We believe in the right to turn to the courts to redress a grievance or correct a wrong, but here Trump and his army of lawyers are trying to use the courts to undercut democracy itself. We hope judges recognize gamesmanship when they see it and resist interfering in situations that do not call for it.

Meanwhile, public distress over Trump’s verbal assault on the voting process has added fresh energy to months-long protests — including in Los Angeles — over racial injustice that were touched off by high-profile shootings of Black people by police. Some of those protests again spun off acts of vandalism in Portland, Ore., and elsewhere Wednesday night, an unacceptable mutation of our right to peacefully gather and make our voices heard.

And in response to the slow vote count, Trump supporters have been mobilizing. In some places they have acted within their rights and American tradition, such as gathering peacefully outside a vote-count site in Las Vegas. But elsewhere things got dicier. Trump supporters besieged a counting center in Detroit on Wednesday demanding access to watch the count (there were already a few hundred observers inside the facility) and another one in Phoenix where a few protesters openly carried firearms, an unacceptable act of intimidation in that context.
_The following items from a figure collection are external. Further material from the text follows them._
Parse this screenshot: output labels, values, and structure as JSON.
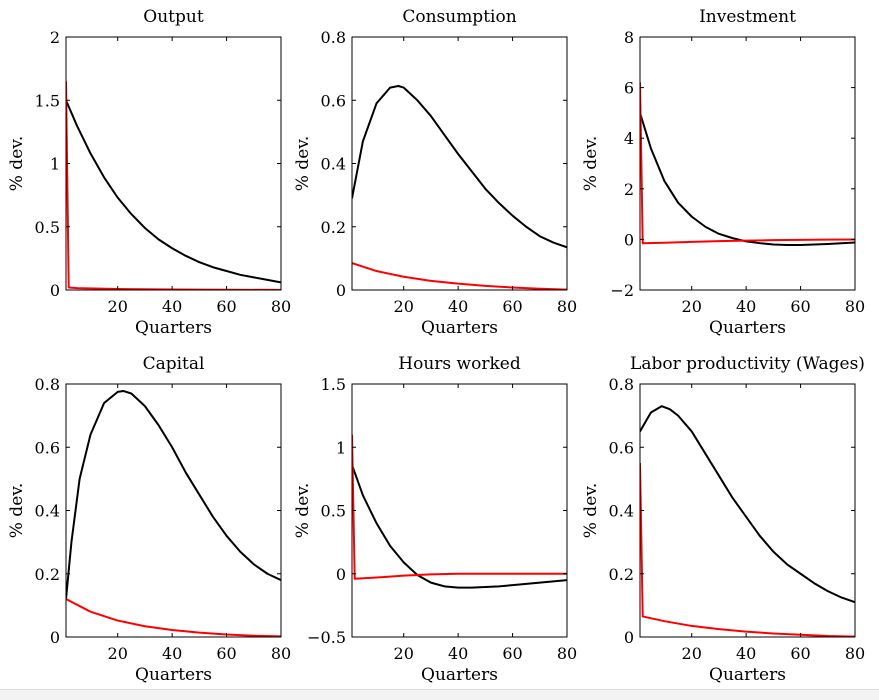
{
  "colors": {
    "baseline": "#000000",
    "alternative": "#ff0000",
    "background": "#ffffff"
  },
  "chart_data": [
    {
      "type": "line",
      "title": "Output",
      "xlabel": "Quarters",
      "ylabel": "% dev.",
      "xlim": [
        1,
        80
      ],
      "ylim": [
        0,
        2
      ],
      "xticks": [
        20,
        40,
        60,
        80
      ],
      "yticks": [
        0,
        0.5,
        1,
        1.5,
        2
      ],
      "ytick_labels": [
        "0",
        "0.5",
        "1",
        "1.5",
        "2"
      ],
      "grid": false,
      "series": [
        {
          "color": "#000000",
          "x": [
            1,
            5,
            10,
            15,
            20,
            25,
            30,
            35,
            40,
            45,
            50,
            55,
            60,
            65,
            70,
            75,
            80
          ],
          "y": [
            1.5,
            1.3,
            1.08,
            0.89,
            0.73,
            0.6,
            0.49,
            0.4,
            0.33,
            0.27,
            0.22,
            0.18,
            0.15,
            0.12,
            0.1,
            0.08,
            0.06
          ]
        },
        {
          "color": "#ff0000",
          "x": [
            1,
            2,
            5,
            20,
            40,
            60,
            80
          ],
          "y": [
            1.65,
            0.02,
            0.015,
            0.008,
            0.004,
            0.002,
            0.001
          ]
        }
      ]
    },
    {
      "type": "line",
      "title": "Consumption",
      "xlabel": "Quarters",
      "ylabel": "% dev.",
      "xlim": [
        1,
        80
      ],
      "ylim": [
        0,
        0.8
      ],
      "xticks": [
        20,
        40,
        60,
        80
      ],
      "yticks": [
        0,
        0.2,
        0.4,
        0.6,
        0.8
      ],
      "ytick_labels": [
        "0",
        "0.2",
        "0.4",
        "0.6",
        "0.8"
      ],
      "grid": false,
      "series": [
        {
          "color": "#000000",
          "x": [
            1,
            5,
            10,
            15,
            18,
            20,
            25,
            30,
            35,
            40,
            45,
            50,
            55,
            60,
            65,
            70,
            75,
            80
          ],
          "y": [
            0.29,
            0.47,
            0.59,
            0.64,
            0.645,
            0.64,
            0.6,
            0.55,
            0.49,
            0.43,
            0.375,
            0.32,
            0.275,
            0.235,
            0.2,
            0.17,
            0.15,
            0.135
          ]
        },
        {
          "color": "#ff0000",
          "x": [
            1,
            10,
            20,
            30,
            40,
            50,
            60,
            70,
            80
          ],
          "y": [
            0.085,
            0.06,
            0.042,
            0.029,
            0.02,
            0.013,
            0.008,
            0.004,
            0.001
          ]
        }
      ]
    },
    {
      "type": "line",
      "title": "Investment",
      "xlabel": "Quarters",
      "ylabel": "% dev.",
      "xlim": [
        1,
        80
      ],
      "ylim": [
        -2,
        8
      ],
      "xticks": [
        20,
        40,
        60,
        80
      ],
      "yticks": [
        -2,
        0,
        2,
        4,
        6,
        8
      ],
      "ytick_labels": [
        "−2",
        "0",
        "2",
        "4",
        "6",
        "8"
      ],
      "grid": false,
      "series": [
        {
          "color": "#000000",
          "x": [
            1,
            5,
            10,
            15,
            20,
            25,
            30,
            35,
            40,
            45,
            50,
            55,
            60,
            65,
            70,
            75,
            80
          ],
          "y": [
            5.0,
            3.6,
            2.3,
            1.45,
            0.9,
            0.5,
            0.22,
            0.05,
            -0.08,
            -0.15,
            -0.2,
            -0.22,
            -0.22,
            -0.2,
            -0.18,
            -0.15,
            -0.12
          ]
        },
        {
          "color": "#ff0000",
          "x": [
            1,
            2,
            10,
            20,
            30,
            40,
            50,
            60,
            70,
            80
          ],
          "y": [
            6.2,
            -0.15,
            -0.13,
            -0.1,
            -0.07,
            -0.05,
            -0.03,
            -0.02,
            -0.01,
            -0.005
          ]
        }
      ]
    },
    {
      "type": "line",
      "title": "Capital",
      "xlabel": "Quarters",
      "ylabel": "% dev.",
      "xlim": [
        1,
        80
      ],
      "ylim": [
        0,
        0.8
      ],
      "xticks": [
        20,
        40,
        60,
        80
      ],
      "yticks": [
        0,
        0.2,
        0.4,
        0.6,
        0.8
      ],
      "ytick_labels": [
        "0",
        "0.2",
        "0.4",
        "0.6",
        "0.8"
      ],
      "grid": false,
      "series": [
        {
          "color": "#000000",
          "x": [
            1,
            3,
            6,
            10,
            15,
            20,
            22,
            25,
            30,
            35,
            40,
            45,
            50,
            55,
            60,
            65,
            70,
            75,
            80
          ],
          "y": [
            0.12,
            0.3,
            0.5,
            0.64,
            0.74,
            0.775,
            0.778,
            0.77,
            0.73,
            0.67,
            0.6,
            0.52,
            0.45,
            0.38,
            0.32,
            0.27,
            0.23,
            0.2,
            0.18
          ]
        },
        {
          "color": "#ff0000",
          "x": [
            1,
            10,
            20,
            30,
            40,
            50,
            60,
            70,
            80
          ],
          "y": [
            0.12,
            0.08,
            0.052,
            0.034,
            0.022,
            0.014,
            0.008,
            0.004,
            0.002
          ]
        }
      ]
    },
    {
      "type": "line",
      "title": "Hours worked",
      "xlabel": "Quarters",
      "ylabel": "% dev.",
      "xlim": [
        1,
        80
      ],
      "ylim": [
        -0.5,
        1.5
      ],
      "xticks": [
        20,
        40,
        60,
        80
      ],
      "yticks": [
        -0.5,
        0,
        0.5,
        1,
        1.5
      ],
      "ytick_labels": [
        "−0.5",
        "0",
        "0.5",
        "1",
        "1.5"
      ],
      "grid": false,
      "series": [
        {
          "color": "#000000",
          "x": [
            1,
            5,
            10,
            15,
            20,
            25,
            30,
            35,
            40,
            45,
            50,
            55,
            60,
            65,
            70,
            75,
            80
          ],
          "y": [
            0.86,
            0.62,
            0.4,
            0.22,
            0.09,
            -0.01,
            -0.07,
            -0.1,
            -0.11,
            -0.11,
            -0.105,
            -0.1,
            -0.09,
            -0.08,
            -0.07,
            -0.06,
            -0.05
          ]
        },
        {
          "color": "#ff0000",
          "x": [
            1,
            2,
            10,
            20,
            30,
            40,
            50,
            60,
            70,
            80
          ],
          "y": [
            1.1,
            -0.04,
            -0.03,
            -0.015,
            -0.005,
            0.0,
            0.0,
            0.0,
            0.0,
            0.0
          ]
        }
      ]
    },
    {
      "type": "line",
      "title": "Labor productivity (Wages)",
      "xlabel": "Quarters",
      "ylabel": "% dev.",
      "xlim": [
        1,
        80
      ],
      "ylim": [
        0,
        0.8
      ],
      "xticks": [
        20,
        40,
        60,
        80
      ],
      "yticks": [
        0,
        0.2,
        0.4,
        0.6,
        0.8
      ],
      "ytick_labels": [
        "0",
        "0.2",
        "0.4",
        "0.6",
        "0.8"
      ],
      "grid": false,
      "series": [
        {
          "color": "#000000",
          "x": [
            1,
            5,
            9,
            12,
            15,
            20,
            25,
            30,
            35,
            40,
            45,
            50,
            55,
            60,
            65,
            70,
            75,
            80
          ],
          "y": [
            0.65,
            0.71,
            0.73,
            0.72,
            0.7,
            0.65,
            0.58,
            0.51,
            0.44,
            0.38,
            0.32,
            0.27,
            0.23,
            0.2,
            0.17,
            0.145,
            0.125,
            0.11
          ]
        },
        {
          "color": "#ff0000",
          "x": [
            1,
            2,
            10,
            20,
            30,
            40,
            50,
            60,
            70,
            80
          ],
          "y": [
            0.55,
            0.065,
            0.05,
            0.035,
            0.025,
            0.017,
            0.011,
            0.007,
            0.003,
            0.001
          ]
        }
      ]
    }
  ]
}
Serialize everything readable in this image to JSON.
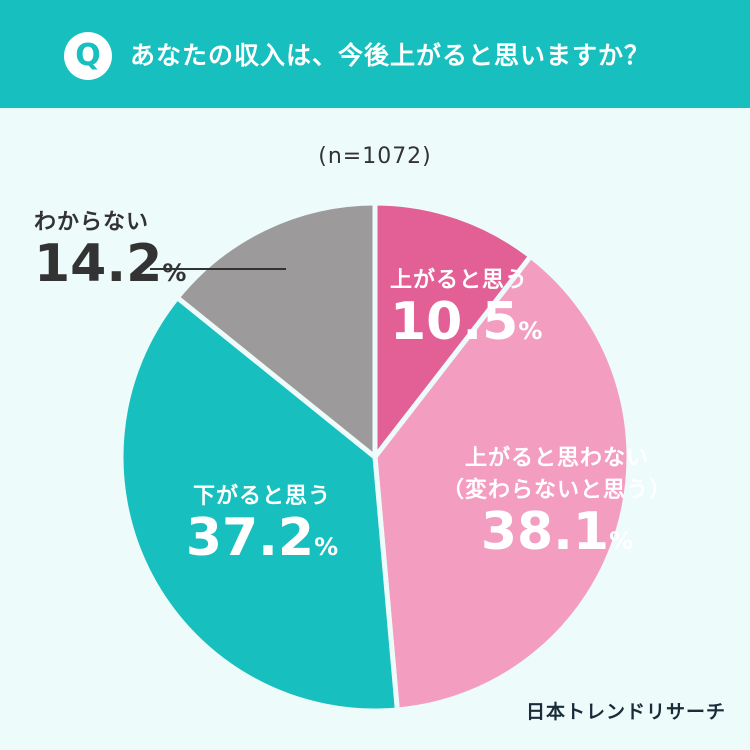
{
  "header": {
    "q_mark": "Q",
    "question": "あなたの収入は、今後上がると思いますか？"
  },
  "sample": "(n=1072)",
  "colors": {
    "header_bg": "#17bfbe",
    "background": "#eefbfb"
  },
  "chart_data": {
    "type": "pie",
    "categories": [
      "上がると思う",
      "上がると思わない（変わらないと思う）",
      "下がると思う",
      "わからない"
    ],
    "values": [
      10.5,
      38.1,
      37.2,
      14.2
    ],
    "colors": [
      "#e26096",
      "#f39dc1",
      "#17bfbe",
      "#9c9a9b"
    ],
    "unit": "%",
    "start": "12 o'clock, clockwise",
    "labels": [
      {
        "lines": [
          "上がると思う"
        ],
        "value": "10.5"
      },
      {
        "lines": [
          "上がると思わない",
          "（変わらないと思う）"
        ],
        "value": "38.1"
      },
      {
        "lines": [
          "下がると思う"
        ],
        "value": "37.2"
      },
      {
        "lines": [
          "わからない"
        ],
        "value": "14.2"
      }
    ]
  },
  "brand": "日本トレンドリサーチ"
}
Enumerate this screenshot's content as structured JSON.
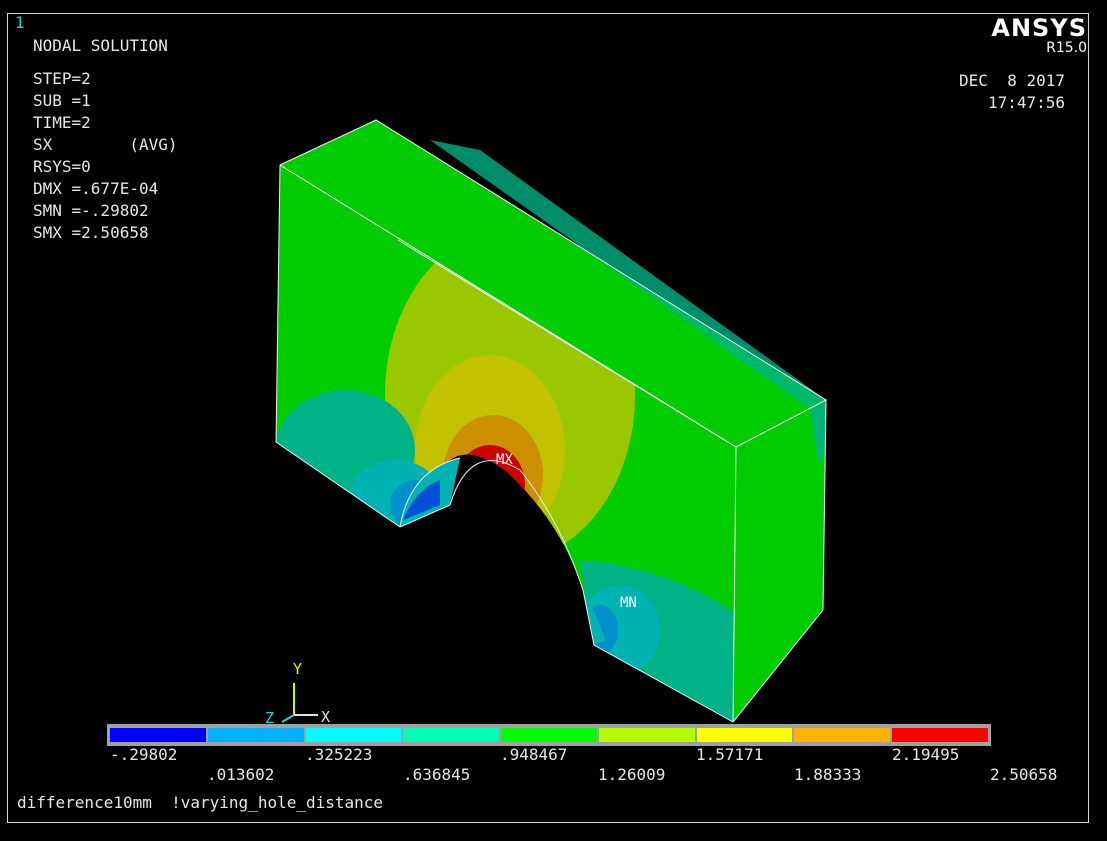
{
  "window": {
    "number": "1"
  },
  "header": {
    "title": "NODAL SOLUTION",
    "params": [
      "STEP=2",
      "SUB =1",
      "TIME=2",
      "SX        (AVG)",
      "RSYS=0",
      "DMX =.677E-04",
      "SMN =-.29802",
      "SMX =2.50658"
    ],
    "brand": "ANSYS",
    "version": "R15.0",
    "date": "DEC  8 2017",
    "time": "17:47:56"
  },
  "annotations": {
    "max_label": "MX",
    "min_label": "MN"
  },
  "triad": {
    "y": "Y",
    "z": "Z",
    "x": "X"
  },
  "legend": {
    "colors": [
      "#0000ff",
      "#00b2ff",
      "#00ffff",
      "#00ffb2",
      "#00ff00",
      "#b2ff00",
      "#ffff00",
      "#ffb200",
      "#ff0000"
    ],
    "values_top": [
      "-.29802",
      ".325223",
      ".948467",
      "1.57171",
      "2.19495"
    ],
    "values_bottom": [
      ".013602",
      ".636845",
      "1.26009",
      "1.88333",
      "2.50658"
    ]
  },
  "footer": {
    "title": "difference10mm  !varying_hole_distance"
  }
}
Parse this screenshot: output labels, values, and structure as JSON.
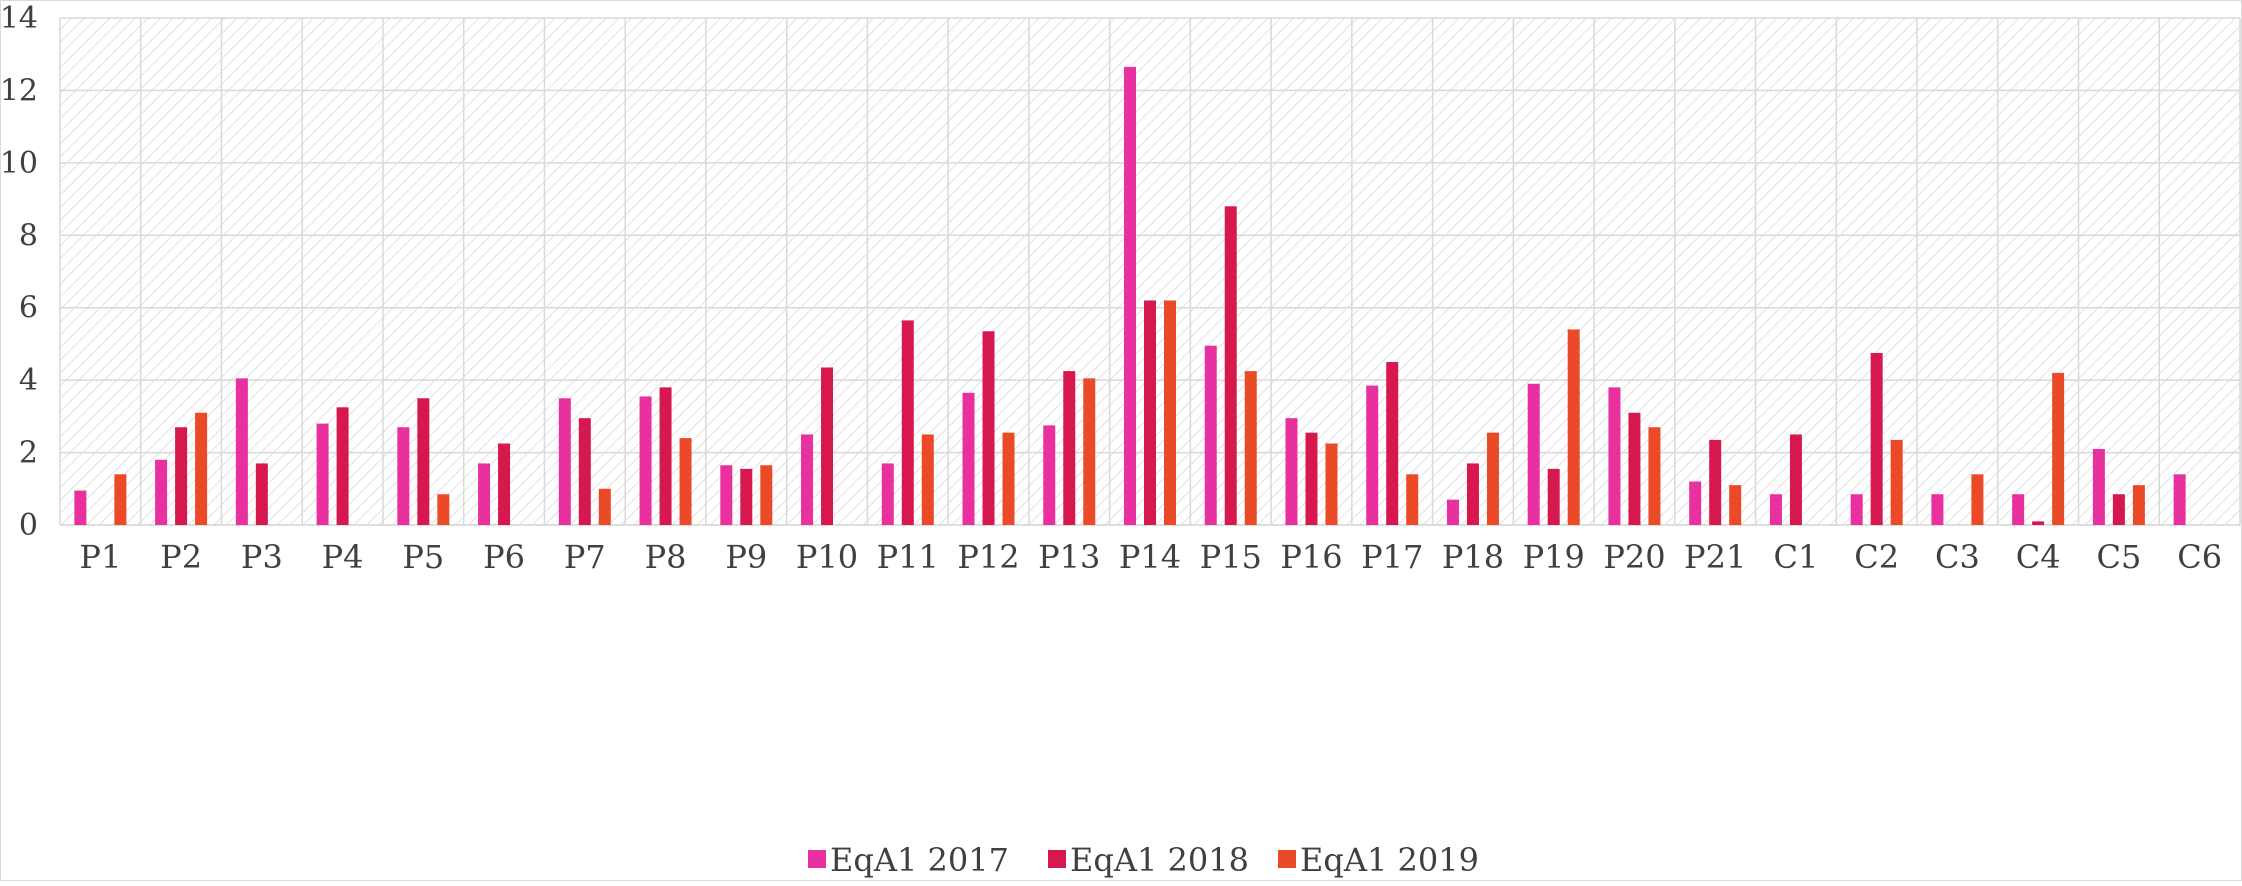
{
  "chart_data": {
    "type": "bar",
    "categories": [
      "P1",
      "P2",
      "P3",
      "P4",
      "P5",
      "P6",
      "P7",
      "P8",
      "P9",
      "P10",
      "P11",
      "P12",
      "P13",
      "P14",
      "P15",
      "P16",
      "P17",
      "P18",
      "P19",
      "P20",
      "P21",
      "C1",
      "C2",
      "C3",
      "C4",
      "C5",
      "C6"
    ],
    "series": [
      {
        "name": "EqA1 2017",
        "color": "#e8309e",
        "values": [
          0.95,
          1.8,
          4.05,
          2.8,
          2.7,
          1.7,
          3.5,
          3.55,
          1.65,
          2.5,
          1.7,
          3.65,
          2.75,
          12.65,
          4.95,
          2.95,
          3.85,
          0.7,
          3.9,
          3.8,
          1.2,
          0.85,
          0.85,
          0.85,
          0.85,
          2.1,
          1.4
        ]
      },
      {
        "name": "EqA1 2018",
        "color": "#d6184f",
        "values": [
          0,
          2.7,
          1.7,
          3.25,
          3.5,
          2.25,
          2.95,
          3.8,
          1.55,
          4.35,
          5.65,
          5.35,
          4.25,
          6.2,
          8.8,
          2.55,
          4.5,
          1.7,
          1.55,
          3.1,
          2.35,
          2.5,
          4.75,
          0,
          0.1,
          0.85,
          0
        ]
      },
      {
        "name": "EqA1 2019",
        "color": "#ea4a28",
        "values": [
          1.4,
          3.1,
          0,
          0,
          0.85,
          0,
          1.0,
          2.4,
          1.65,
          0,
          2.5,
          2.55,
          4.05,
          6.2,
          4.25,
          2.25,
          1.4,
          2.55,
          5.4,
          2.7,
          1.1,
          0,
          2.35,
          1.4,
          4.2,
          1.1,
          0
        ]
      }
    ],
    "yticks": [
      "0",
      "2",
      "4",
      "6",
      "8",
      "10",
      "12",
      "14"
    ],
    "ylim": [
      0,
      14
    ],
    "grid": true,
    "legend_position": "bottom"
  }
}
Remember, Trump earlier this year cheered on armed protesters who entered the state Capitol in Lansing, Mich., to protest COVID-19 restrictions and a state mask mandate, tweeting, “Liberate Michigan!” And he mocked Democratic Gov. Gretchen Whitmer after federal agents disrupted an alleged plot by self-styled antigovernment militia members to kidnap her and try her on charges of treason.

Whitmer later argued, rightly, that Trump’s words made a tense situation worse and endangered elected figures in that state. And introducing firearms into moments of public contention is a recipe for disaster, which the nation saw play out with shooting deaths in Wisconsin and Oregon during protests over police violence against Black citizens and broader issues of systemic racism.

Former Vice President Joe Biden (whose team also has built a legal brigade) said Thursday that “democracy sometimes is messy. It sometimes requires a little patience as well,” and reiterated his position that “each ballot must be counted.”

But on Twitter, Trump absurdly claimed Pennsylvania, Georgia and North Carolina “for electoral purposes” (whatever that means), adding, “we hereby claim the State of Michigan if, in fact, there was a large number of secretly dumped ballots as has been widely reported!” That magisterial declaration drew a warning label from Twitter: “Some or all of the content shared in this Tweet is disputed and might be misleading about an election or other civic process.” Might be misleading?

Of course all votes must be counted within the parameters of law, not the president’s imagination. That should be obvious to reasonable minds.

And now the U.S. Justice Department — which under Atty. Gen. William Barr has morphed into part of Trump’s personal legal team — has informed its attorneys scattered around the country that they have the authority to send armed federal agents to state and county ballot-counting sites to investigate potential voter fraud, a favorite Trump bugaboo that, of course, is not grounded in reality. So far there’s no indication that the government has deployed those agents, and we urge it to resist such a blatant act of intimidation.

This escalation of domestic tensions needs to end. Saner heads must prevail even if the president cannot, once again, control his impulses to goad, exaggerate and destabilize. Our history of peaceful transfers of power must also include a peaceful embrace of the right to vote, and that includes letting elections officials do their jobs and tally the results in peace. Democracy under the threat of violence is hardly democracy at all.